Je suis propriétaire. La taxe foncière a encore augmenté cette année. Le retour de la taxe d'habitation signifierait que je paie une 2e taxe au cours de mon année.

Je voulais savoir s'il était possible d'envisager une taxe uniquement pour les locataires. - A.de Tarlé: Il y a les locataires qui ne payent plus de taxes.

Je cite le président de l'UMPI, le patron du syndicat des petits propriétaires. "Il est injuste qu'on puisse vivre gratuitement dans une commune. Tout le monde doit contribuer." - S.Villers: C'est logique d'avoir une contribution pour tous, d'autant que tout le monde profite des infrastructures d'une ville. - A.de Tarlé: Les locataires, c'est 40 % de la population. - S.Villers: En plus, ça met une distorsion avec le lien entre les habitants et le maire.

Le maire a plus de facilité d'aspiration à aider et soutenir les propriétaires puisque ce sont eux qui payent l'impôt local. Même là, si ça perdure, ça peut créer un déséquilibre entre un habitant locataire et un habitant propriétaire. Ensuite, si la taxe d'habitation revient sous une autre forme, il faudra prendre en compte l'augmentation de la taxe foncière pour les propriétaires. - A.de Tarlé: Qui a énormément augmenté.

Plus 39,2 % en 10 ans. - S.Villers: La suppression de la taxe d'habitation, qui avait été annoncée pour soutenir le pouvoir d'achat des ménages en 2017, ça n'a pas fonctionné.
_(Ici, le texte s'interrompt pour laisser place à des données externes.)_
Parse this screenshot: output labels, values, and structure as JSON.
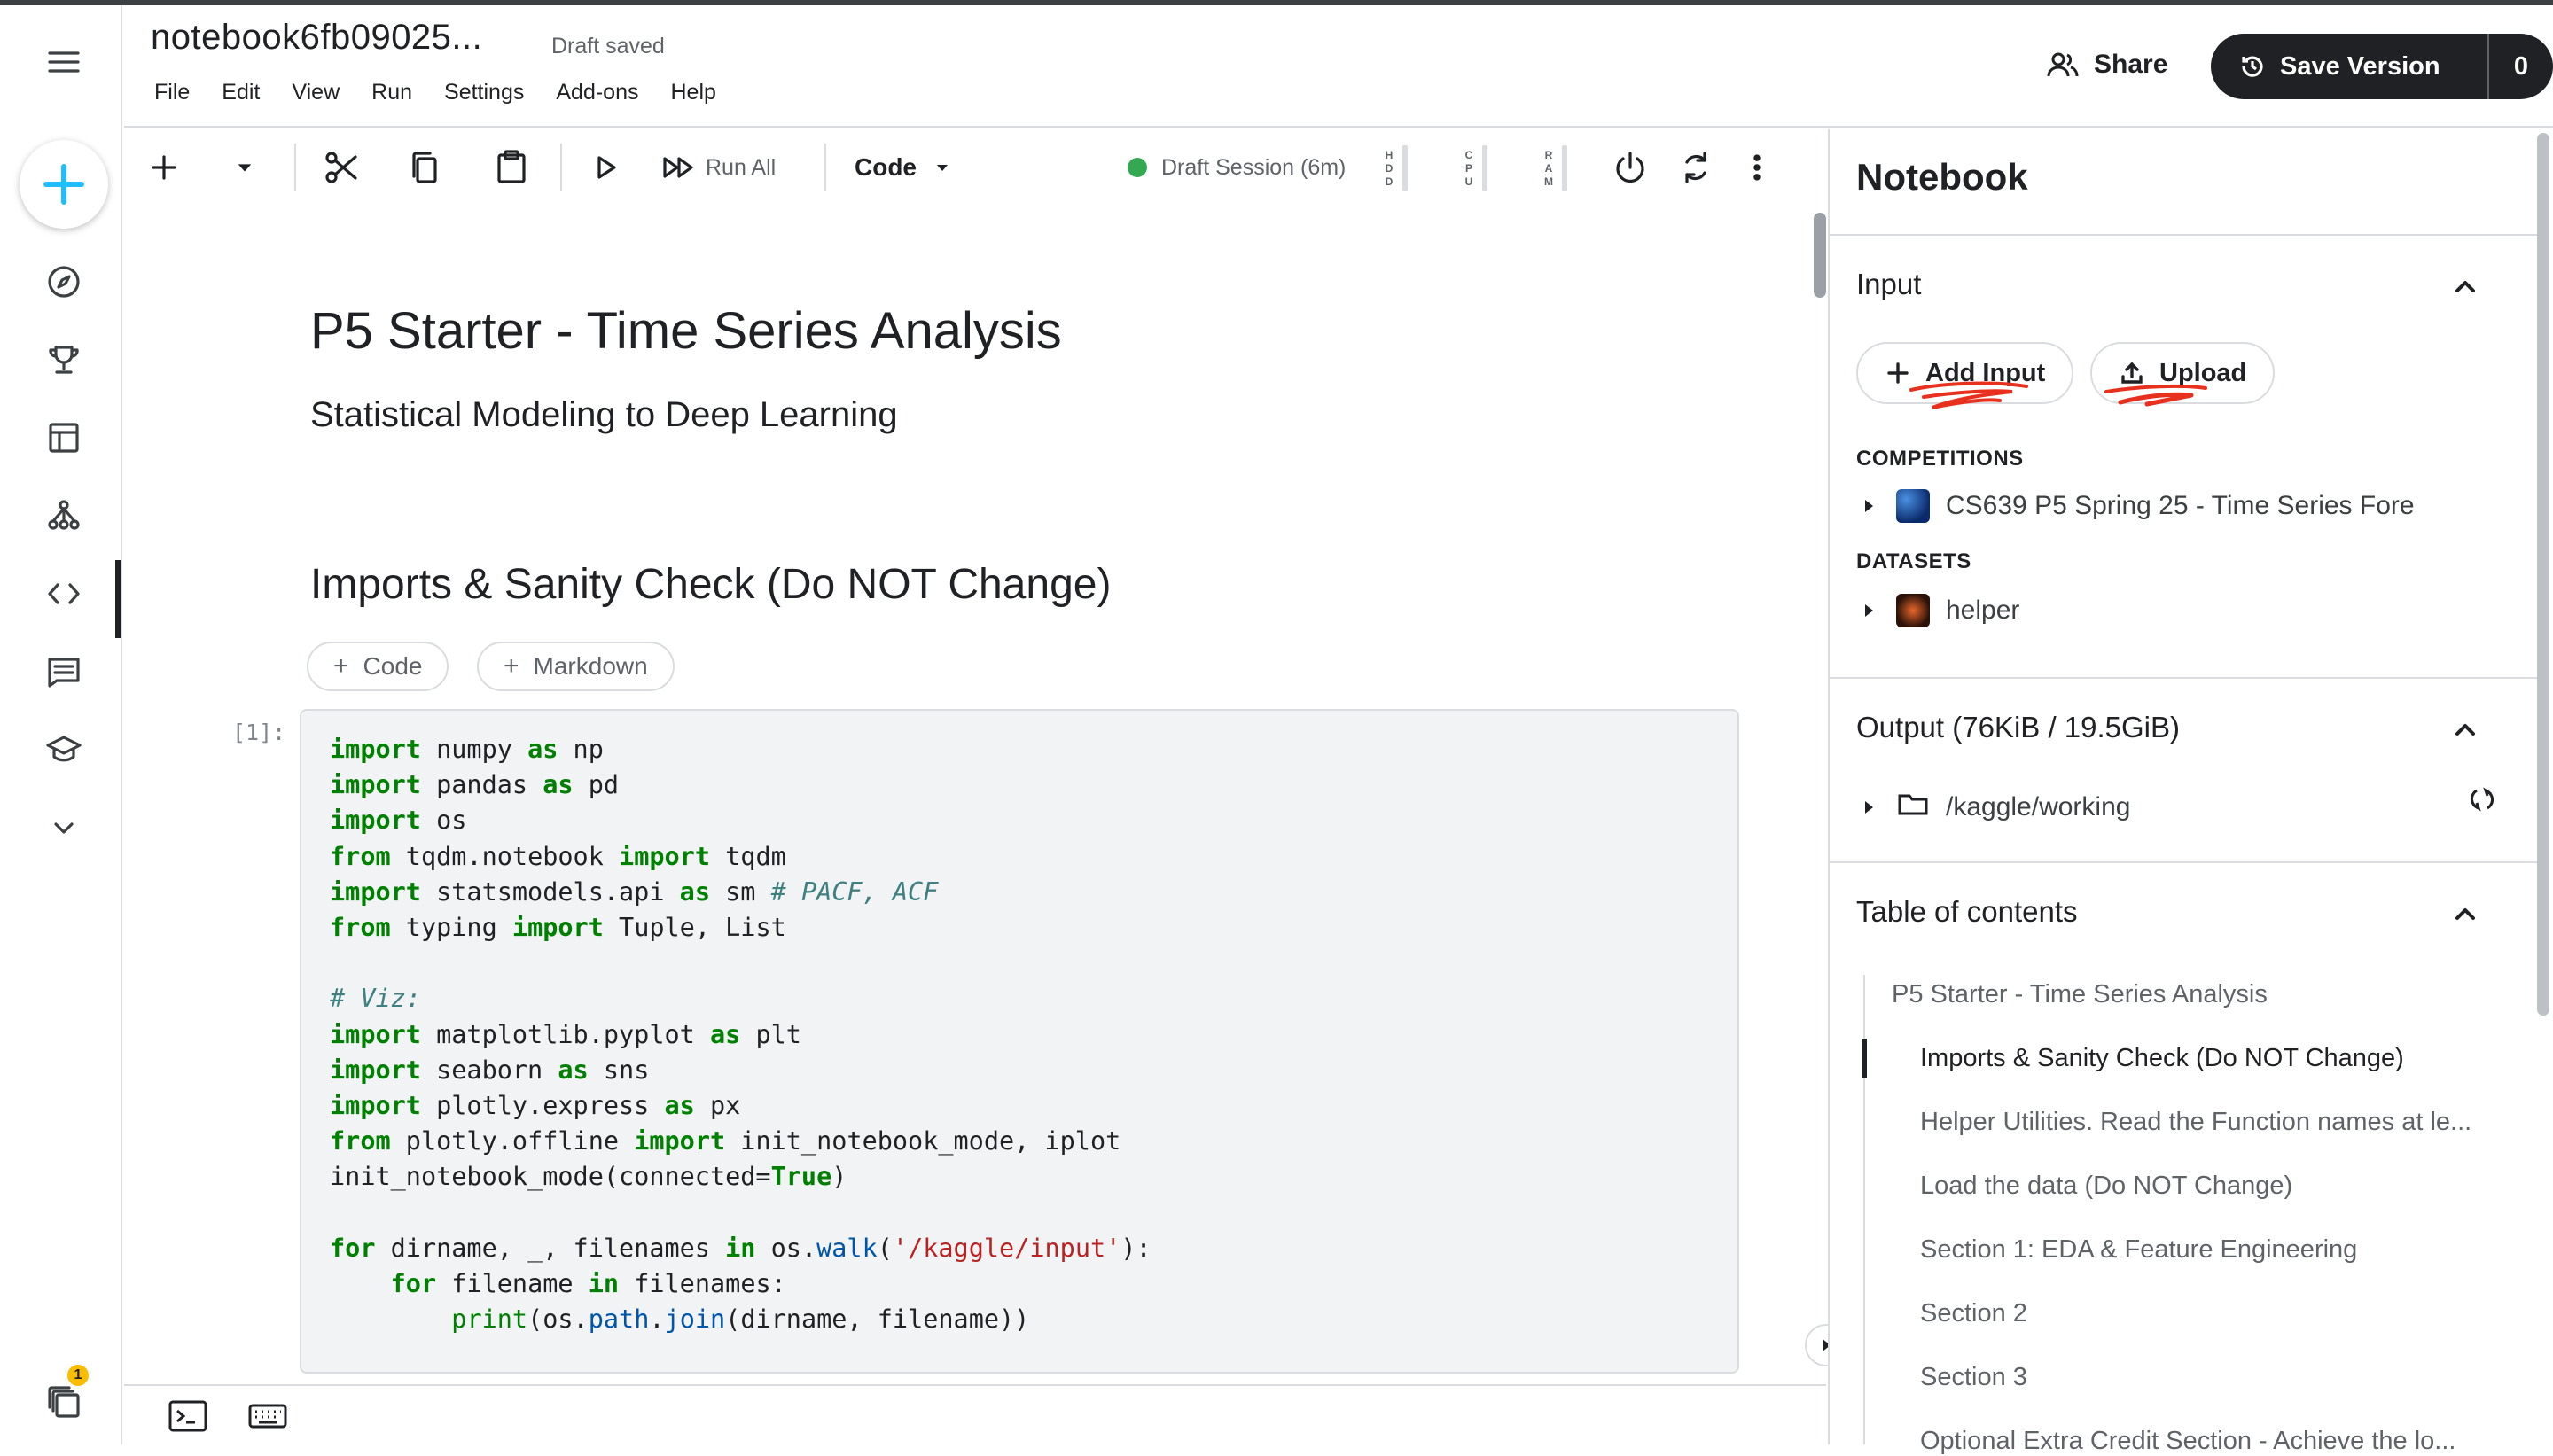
{
  "header": {
    "notebook_title": "notebook6fb09025...",
    "save_status": "Draft saved",
    "menu": [
      "File",
      "Edit",
      "View",
      "Run",
      "Settings",
      "Add-ons",
      "Help"
    ],
    "share_label": "Share",
    "save_version_label": "Save Version",
    "save_version_count": "0"
  },
  "sidebar": {
    "items": [
      "create",
      "compass",
      "trophy",
      "table",
      "models",
      "code",
      "comments",
      "learn",
      "more"
    ],
    "active_item": "code",
    "notification_count": "1"
  },
  "toolbar": {
    "run_all_label": "Run All",
    "cell_type": "Code",
    "session_label": "Draft Session (6m)",
    "meters": [
      "HDD",
      "CPU",
      "RAM"
    ]
  },
  "notebook": {
    "title": "P5 Starter - Time Series Analysis",
    "subtitle": "Statistical Modeling to Deep Learning",
    "section_heading": "Imports & Sanity Check (Do NOT Change)",
    "add_code_label": "Code",
    "add_markdown_label": "Markdown",
    "exec_count": "[1]:",
    "code_lines": [
      "import numpy as np",
      "import pandas as pd",
      "import os",
      "from tqdm.notebook import tqdm",
      "import statsmodels.api as sm # PACF, ACF",
      "from typing import Tuple, List",
      "",
      "# Viz:",
      "import matplotlib.pyplot as plt",
      "import seaborn as sns",
      "import plotly.express as px",
      "from plotly.offline import init_notebook_mode, iplot",
      "init_notebook_mode(connected=True)",
      "",
      "for dirname, _, filenames in os.walk('/kaggle/input'):",
      "    for filename in filenames:",
      "        print(os.path.join(dirname, filename))"
    ]
  },
  "panel": {
    "title": "Notebook",
    "input": {
      "title": "Input",
      "add_input_label": "Add Input",
      "upload_label": "Upload",
      "competitions_label": "COMPETITIONS",
      "competition_name": "CS639 P5 Spring 25 - Time Series Fore",
      "datasets_label": "DATASETS",
      "dataset_name": "helper"
    },
    "output": {
      "title": "Output (76KiB / 19.5GiB)",
      "path": "/kaggle/working"
    },
    "toc": {
      "title": "Table of contents",
      "items": [
        "P5 Starter - Time Series Analysis",
        "Imports & Sanity Check (Do NOT Change)",
        "Helper Utilities. Read the Function names at le...",
        "Load the data (Do NOT Change)",
        "Section 1: EDA & Feature Engineering",
        "Section 2",
        "Section 3",
        "Optional Extra Credit Section - Achieve the lo..."
      ],
      "active_index": 1
    }
  },
  "colors": {
    "accent": "#20beff",
    "session_green": "#34a853",
    "annotation_red": "#e8301e",
    "keyword_green": "#008000",
    "string_red": "#ba2121"
  }
}
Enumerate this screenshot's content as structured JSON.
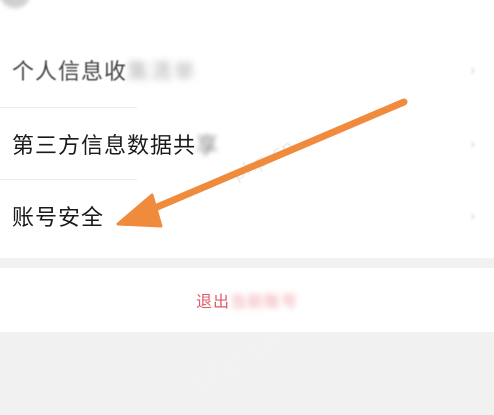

Ca n'a pas aidé à la consommation. On a 5 ou 6 ans de recul. La consommation des ménages n'est pas repartie pour autant.

C'était pourtant une économie moyenne de 700 euros par ménage. Par contre, les ménages en ont profité pour épargner davantage. - A.de Tarlé: Le taux d'épargne est passé à 17 %. - S.Villers: 18. - A.de Tarlé: Il était à 13-14. - S.Villers: L'Etat s'est endetté pour compenser la suppression de la taxe d'habitation pour soi-disant soutenir la consommation des ménages, ce qui n'a pas fonctionné.

Ca a plutôt soutenu l'épargne. L'Etat s'est endetté pour que les ménages épargnent davantage. Ca n'a pas fonctionné. - A.de Tarlé: C'est la droite...

Décidément, on a une droite d'humeur taxeuse. C'est la droite qui réclame le rétablissement d'une taxe d'habitation. - C.Graziani: Pour autant, M.Barnier a bien dit devant les groupes politiques à l'Assemblée nationale qu'il n'en était pas question.

Il l'a dit en premier au camp présidentiel, qui en a fait un casus belli. La suppression de la taxe d'habitation, c'était un argument de campagne d'E.Macron en 2017.

Ce n'est pas nécessairement ce qui l'a fait gagner, mais pour les Français, c'était une économie d'à peu près 700 euros par an. Ca ne s'est pas concrétisé comme il l'entendait, mais pour autant, pour eux, ce serait essayer de faire un bilan négatif de ce qu'a été le 1er quinquennat si M.Barnier décidait de le supprimer.

Il a dit que ce n'était pas du tout dans le tuyau. - A.de Tarlé: Question.

On sentait l'électrice un peu dubitative, dans le reportage. - D.Seux: En février 2017, E.Macron était un peu à la peine dans les sondages.

C'était avant l'affaire Fillon. F.Fillon était assez dynamique.

Au QG, tout le monde s'est dit qu'il fallait une idée géniale pour plier le match. Ils se sont réunis, ils ont réfléchi. La vignette automobile avait déjà été supprimée.

Ils ont décidé de supprimer la taxe d'habitation. Ca n'a pas été tellement pensé en dehors du coup politique. Un certain nombre de personnes ont commenté en disant: "D'où vient l'argent?" Ces commentateurs se sont aperçus assez vite qu'il y avait une certaine popularité à l'idée de supprimer un impôt.